1. A movable parallel-connection flexible cable driven lower limb rehabilitation robot comprises a suspension weight reduction unit (1), a tension sensor (2), a safety harness (3), a safety handrail (4), a spring (5), a door sill (6), a flexible cable driving unit (7), a universal driven wheel (8), a leg wearing device (9), a treadmill (10), a rear driving wheel (11), a flexible cable (12), a support frame (13) and a liquid crystal display screen (14);

the whole body of the robot is a truss structure formed by a support frame (13), a suspension weight-reducing unit (1) is arranged at the top of the robot and is connected with a safety harness (3) worn by a patient through a flexible cable, a tension sensor (2) is arranged on the flexible cable, the waist movement of the patient is restrained by four groups of springs (5) connected between the left and right vertical beams and the safety braces (3), the patient and the wheelchair pass in and out through a left door fence (6), four groups of flexible cable driving units (7) are respectively arranged on four beams at the corresponding positions of the sagittal plane of each affected limb, the leg wearing device (9) is pulled by a flexible cable (12) to drive the affected limb to realize rehabilitation training, a universal driven wheel (8) is arranged in front of the bottom of the robot, a rear driving wheel (11) is arranged behind the bottom of the robot, the robot can move to realize walking training of a patient on the ground, and the robot is fixed and matched with a treadmill (10) to realize gait training of the patient;

according to different body types of patients, the flexible cable driving units (7) can move left and right on the cross beam to ensure that the flexible cable driving units (7) and the affected limb are in the same plane, the knee joint is drawn by the two groups of flexible cable driving units (7) positioned at the lower part in the sagittal plane, and the ankle joint is drawn by the two groups of flexible cable driving units (7) positioned at the upper part in the sagittal plane.
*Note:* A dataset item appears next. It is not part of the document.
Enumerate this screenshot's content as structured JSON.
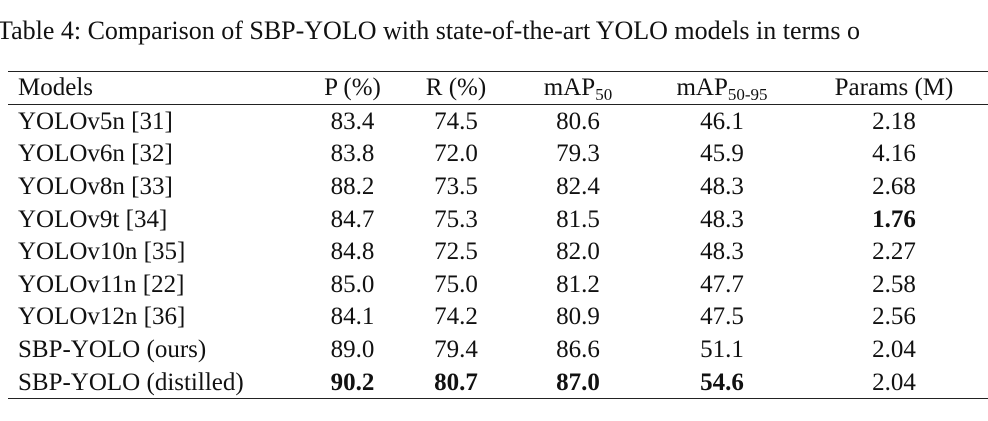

2. The movable parallel flexible cable driven lower limb rehabilitation robot of claim 1, wherein: the motion of the robot is controlled by the rear driving wheel (11), the differential motion of the rear driving wheel (11) can change the motion direction, the front universal driven wheel (8) follows up, and the eight groups of flexible cable driving units coordinate to control the motion of the affected limb in the motion process, thereby realizing the walking training.

3. The movable parallel flexible cable driven lower limb rehabilitation robot of claim 1, wherein: the robot is fixed, the treadmill (10) provides proper speed according to a training mode and the actual condition of a patient, and eight groups of flexible cable driving units coordinate and control the movement of the affected limb to realize gait training.

4. The movable parallel flexible cable driven lower limb rehabilitation robot of claim 1, wherein: the flexible cable (12) is pulled by a hanging weight reduction unit (1) arranged at the top of the support frame (13), and then is connected to a hook above a safety harness (3) worn by a patient through a tension sensor (2), so that the tension of the flexible cable is monitored in real time, and different weight reduction effects are provided for the patient according to the requirements of different rehabilitation modes.

5. The movable parallel flexible cable driven lower limb rehabilitation robot of claim 1, wherein: the waist movement of the patient is restrained by four groups of springs (5) connected between the left and right vertical beams and the safety braces (3), and in the rehabilitation training process, the springs (5) fix the relative position of the waist of the patient within a certain range and are matched with the flexible cable driving unit (7) to realize the coordinated movement of the affected limb and the trunk.

6. The movable parallel flexible cable driven lower limb rehabilitation robot of claim 1, wherein: a liquid crystal display screen (14) is arranged above the safety handrail (4), so that the motion conditions of all parts and the motion tracks of all joints during rehabilitation training can be monitored in real time, and human-computer interaction is realized through a rehabilitation training game.